Distributed Transaction Model: Read/Write Phase
Distributed transaction design aims to ensure both correctness and efficiency. As business scale continues to expand, higher demands are placed on the load capacity of database systems. To address such high-concurrency scenarios, thorough optimization of transaction read/write and commit processes is essential.
Participant Management: Manages transaction participants with the replication group (RG) as the basic unit. When a transaction needs to access data of a specific replication group, it automatically creates the corresponding participant context. A transaction unit of SQLEngine accesses multiple participants on the TDStore cluster, with each participant managing the data of one Replication Group.

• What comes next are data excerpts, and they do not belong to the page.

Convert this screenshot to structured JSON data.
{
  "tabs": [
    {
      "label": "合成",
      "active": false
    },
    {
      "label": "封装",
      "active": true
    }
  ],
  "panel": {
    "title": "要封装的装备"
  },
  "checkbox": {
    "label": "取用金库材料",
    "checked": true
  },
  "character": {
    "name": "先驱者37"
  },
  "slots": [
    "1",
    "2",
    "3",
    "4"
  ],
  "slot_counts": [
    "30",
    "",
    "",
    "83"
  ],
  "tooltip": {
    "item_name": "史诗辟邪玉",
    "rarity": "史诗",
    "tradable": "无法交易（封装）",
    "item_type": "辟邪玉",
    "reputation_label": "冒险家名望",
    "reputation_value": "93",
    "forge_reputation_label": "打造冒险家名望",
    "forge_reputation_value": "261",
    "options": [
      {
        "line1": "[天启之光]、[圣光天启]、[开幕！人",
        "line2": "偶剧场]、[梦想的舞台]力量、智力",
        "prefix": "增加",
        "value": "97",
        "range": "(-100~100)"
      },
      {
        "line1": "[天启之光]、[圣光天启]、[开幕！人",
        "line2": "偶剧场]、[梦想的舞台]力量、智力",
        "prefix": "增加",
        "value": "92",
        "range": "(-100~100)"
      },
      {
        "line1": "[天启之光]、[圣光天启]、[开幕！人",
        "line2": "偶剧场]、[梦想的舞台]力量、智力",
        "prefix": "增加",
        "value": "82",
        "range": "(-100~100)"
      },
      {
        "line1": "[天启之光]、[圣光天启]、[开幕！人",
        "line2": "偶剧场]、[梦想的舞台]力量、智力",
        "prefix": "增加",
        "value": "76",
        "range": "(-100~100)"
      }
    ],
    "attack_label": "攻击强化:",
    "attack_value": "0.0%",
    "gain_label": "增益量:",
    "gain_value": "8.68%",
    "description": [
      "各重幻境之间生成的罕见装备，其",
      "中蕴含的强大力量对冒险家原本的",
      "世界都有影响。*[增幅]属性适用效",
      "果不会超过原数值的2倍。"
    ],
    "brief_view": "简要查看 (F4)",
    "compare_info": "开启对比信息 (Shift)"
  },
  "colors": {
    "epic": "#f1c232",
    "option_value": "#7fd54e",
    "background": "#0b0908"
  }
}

Transaction Model Characteristics
When a transaction executes its first statement, it obtains a timestamp from MC as a read snapshot. During execution of read/write requests, the transaction accesses the Leader replica of the corresponding Replication Group for the data and creates a participant context on that replica. The participant context resides in memory, caching data written by the transaction on that Replication Group and holding pessimistic locks. Upon commit, one participant is selected as the coordinator, to which a commit request is sent containing the IDs of all Replication Groups accessed by the transaction. Upon receiving the request, the coordinator ensures atomicity of data commits across all participants following the 2PC protocol. Before starting the commit phase of 2PC, the coordinator obtains another timestamp from MC as commit_ts. This commit_ts is propagated to all participants via the 2PC commit request and serves as the sequence number for data writes in RocksDB. For visibility determination, the read timestamp of an operation is compared with the sequence number of each version. All versions with sequence numbers lower than the read timestamp are considered, and the version with the largest sequence number is selected for reading.
Data Caching
Transaction data is completely cached in memory before commit.

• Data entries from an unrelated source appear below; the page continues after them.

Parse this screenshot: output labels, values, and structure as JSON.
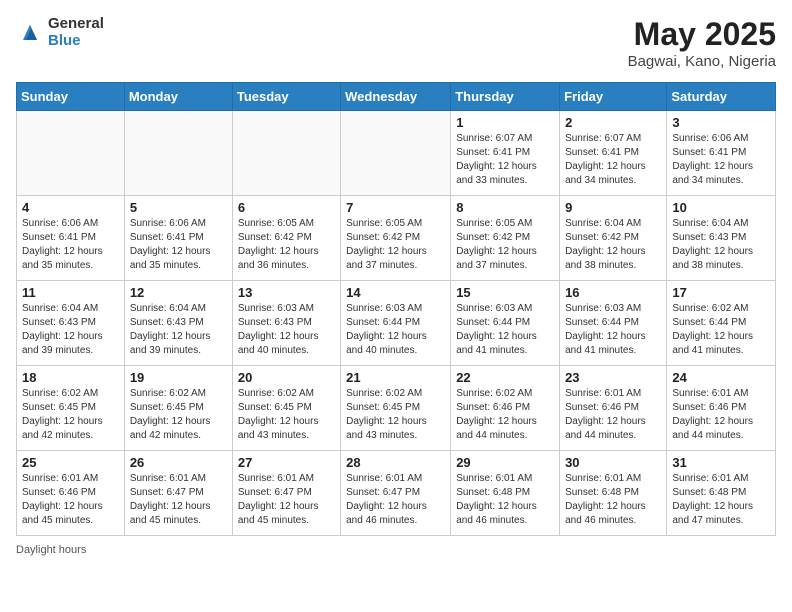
{
  "header": {
    "logo_line1": "General",
    "logo_line2": "Blue",
    "title": "May 2025",
    "subtitle": "Bagwai, Kano, Nigeria"
  },
  "days_of_week": [
    "Sunday",
    "Monday",
    "Tuesday",
    "Wednesday",
    "Thursday",
    "Friday",
    "Saturday"
  ],
  "weeks": [
    [
      {
        "day": "",
        "info": ""
      },
      {
        "day": "",
        "info": ""
      },
      {
        "day": "",
        "info": ""
      },
      {
        "day": "",
        "info": ""
      },
      {
        "day": "1",
        "info": "Sunrise: 6:07 AM\nSunset: 6:41 PM\nDaylight: 12 hours\nand 33 minutes."
      },
      {
        "day": "2",
        "info": "Sunrise: 6:07 AM\nSunset: 6:41 PM\nDaylight: 12 hours\nand 34 minutes."
      },
      {
        "day": "3",
        "info": "Sunrise: 6:06 AM\nSunset: 6:41 PM\nDaylight: 12 hours\nand 34 minutes."
      }
    ],
    [
      {
        "day": "4",
        "info": "Sunrise: 6:06 AM\nSunset: 6:41 PM\nDaylight: 12 hours\nand 35 minutes."
      },
      {
        "day": "5",
        "info": "Sunrise: 6:06 AM\nSunset: 6:41 PM\nDaylight: 12 hours\nand 35 minutes."
      },
      {
        "day": "6",
        "info": "Sunrise: 6:05 AM\nSunset: 6:42 PM\nDaylight: 12 hours\nand 36 minutes."
      },
      {
        "day": "7",
        "info": "Sunrise: 6:05 AM\nSunset: 6:42 PM\nDaylight: 12 hours\nand 37 minutes."
      },
      {
        "day": "8",
        "info": "Sunrise: 6:05 AM\nSunset: 6:42 PM\nDaylight: 12 hours\nand 37 minutes."
      },
      {
        "day": "9",
        "info": "Sunrise: 6:04 AM\nSunset: 6:42 PM\nDaylight: 12 hours\nand 38 minutes."
      },
      {
        "day": "10",
        "info": "Sunrise: 6:04 AM\nSunset: 6:43 PM\nDaylight: 12 hours\nand 38 minutes."
      }
    ],
    [
      {
        "day": "11",
        "info": "Sunrise: 6:04 AM\nSunset: 6:43 PM\nDaylight: 12 hours\nand 39 minutes."
      },
      {
        "day": "12",
        "info": "Sunrise: 6:04 AM\nSunset: 6:43 PM\nDaylight: 12 hours\nand 39 minutes."
      },
      {
        "day": "13",
        "info": "Sunrise: 6:03 AM\nSunset: 6:43 PM\nDaylight: 12 hours\nand 40 minutes."
      },
      {
        "day": "14",
        "info": "Sunrise: 6:03 AM\nSunset: 6:44 PM\nDaylight: 12 hours\nand 40 minutes."
      },
      {
        "day": "15",
        "info": "Sunrise: 6:03 AM\nSunset: 6:44 PM\nDaylight: 12 hours\nand 41 minutes."
      },
      {
        "day": "16",
        "info": "Sunrise: 6:03 AM\nSunset: 6:44 PM\nDaylight: 12 hours\nand 41 minutes."
      },
      {
        "day": "17",
        "info": "Sunrise: 6:02 AM\nSunset: 6:44 PM\nDaylight: 12 hours\nand 41 minutes."
      }
    ],
    [
      {
        "day": "18",
        "info": "Sunrise: 6:02 AM\nSunset: 6:45 PM\nDaylight: 12 hours\nand 42 minutes."
      },
      {
        "day": "19",
        "info": "Sunrise: 6:02 AM\nSunset: 6:45 PM\nDaylight: 12 hours\nand 42 minutes."
      },
      {
        "day": "20",
        "info": "Sunrise: 6:02 AM\nSunset: 6:45 PM\nDaylight: 12 hours\nand 43 minutes."
      },
      {
        "day": "21",
        "info": "Sunrise: 6:02 AM\nSunset: 6:45 PM\nDaylight: 12 hours\nand 43 minutes."
      },
      {
        "day": "22",
        "info": "Sunrise: 6:02 AM\nSunset: 6:46 PM\nDaylight: 12 hours\nand 44 minutes."
      },
      {
        "day": "23",
        "info": "Sunrise: 6:01 AM\nSunset: 6:46 PM\nDaylight: 12 hours\nand 44 minutes."
      },
      {
        "day": "24",
        "info": "Sunrise: 6:01 AM\nSunset: 6:46 PM\nDaylight: 12 hours\nand 44 minutes."
      }
    ],
    [
      {
        "day": "25",
        "info": "Sunrise: 6:01 AM\nSunset: 6:46 PM\nDaylight: 12 hours\nand 45 minutes."
      },
      {
        "day": "26",
        "info": "Sunrise: 6:01 AM\nSunset: 6:47 PM\nDaylight: 12 hours\nand 45 minutes."
      },
      {
        "day": "27",
        "info": "Sunrise: 6:01 AM\nSunset: 6:47 PM\nDaylight: 12 hours\nand 45 minutes."
      },
      {
        "day": "28",
        "info": "Sunrise: 6:01 AM\nSunset: 6:47 PM\nDaylight: 12 hours\nand 46 minutes."
      },
      {
        "day": "29",
        "info": "Sunrise: 6:01 AM\nSunset: 6:48 PM\nDaylight: 12 hours\nand 46 minutes."
      },
      {
        "day": "30",
        "info": "Sunrise: 6:01 AM\nSunset: 6:48 PM\nDaylight: 12 hours\nand 46 minutes."
      },
      {
        "day": "31",
        "info": "Sunrise: 6:01 AM\nSunset: 6:48 PM\nDaylight: 12 hours\nand 47 minutes."
      }
    ]
  ],
  "footer": {
    "note": "Daylight hours"
  }
}
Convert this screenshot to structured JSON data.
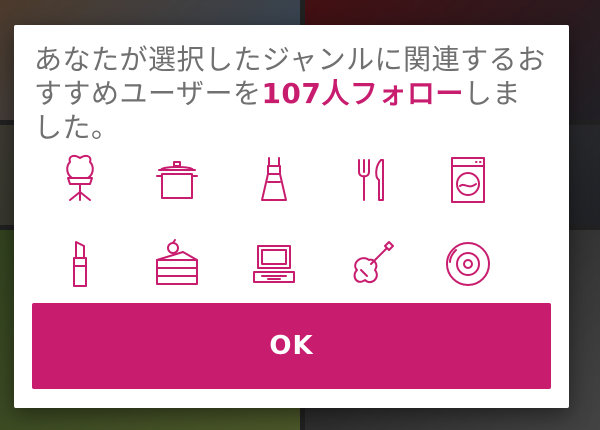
{
  "dialog": {
    "message_before": "あなたが選択したジャンルに関連するおすすめユーザーを",
    "message_highlight": "107人フォロー",
    "message_after": "しました。",
    "ok_label": "OK"
  },
  "genre_icons": [
    "chair-icon",
    "pot-icon",
    "dress-icon",
    "cutlery-icon",
    "washing-machine-icon",
    "lipstick-icon",
    "cake-icon",
    "laptop-icon",
    "guitar-icon",
    "cd-icon"
  ],
  "colors": {
    "accent": "#c81d6f",
    "message_text": "#707070",
    "dialog_bg": "#ffffff"
  }
}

The SQLEngine layer does not cache transaction data; distributed caching is implemented by TDStore.
Operations for data persistence are performed only during the transaction commit phase.
Memory Management
The size of transaction data in memory (including uncommitted data and pessimistic lock information) is strictly restricted.
Developing the feature of early persistence for large transaction data to alleviate memory pressure and address the root cause.
Distributed Transaction Model: Commit Phase
Storage Layer 2PC Coordination
SQL Engine agnostic to the details of the transaction commit process.
1. When submitting a distributed transaction, the SQLEngine selects one of the participants as the coordinator.
2. It sends a commit request to this designated coordinator, which includes a list of all other participants.
3. The node receiving the request creates a coordinator context within its own Replication Group.
4. This coordinator then orchestrates the entire 2PC process by sending prepare and commit requests to the other participants.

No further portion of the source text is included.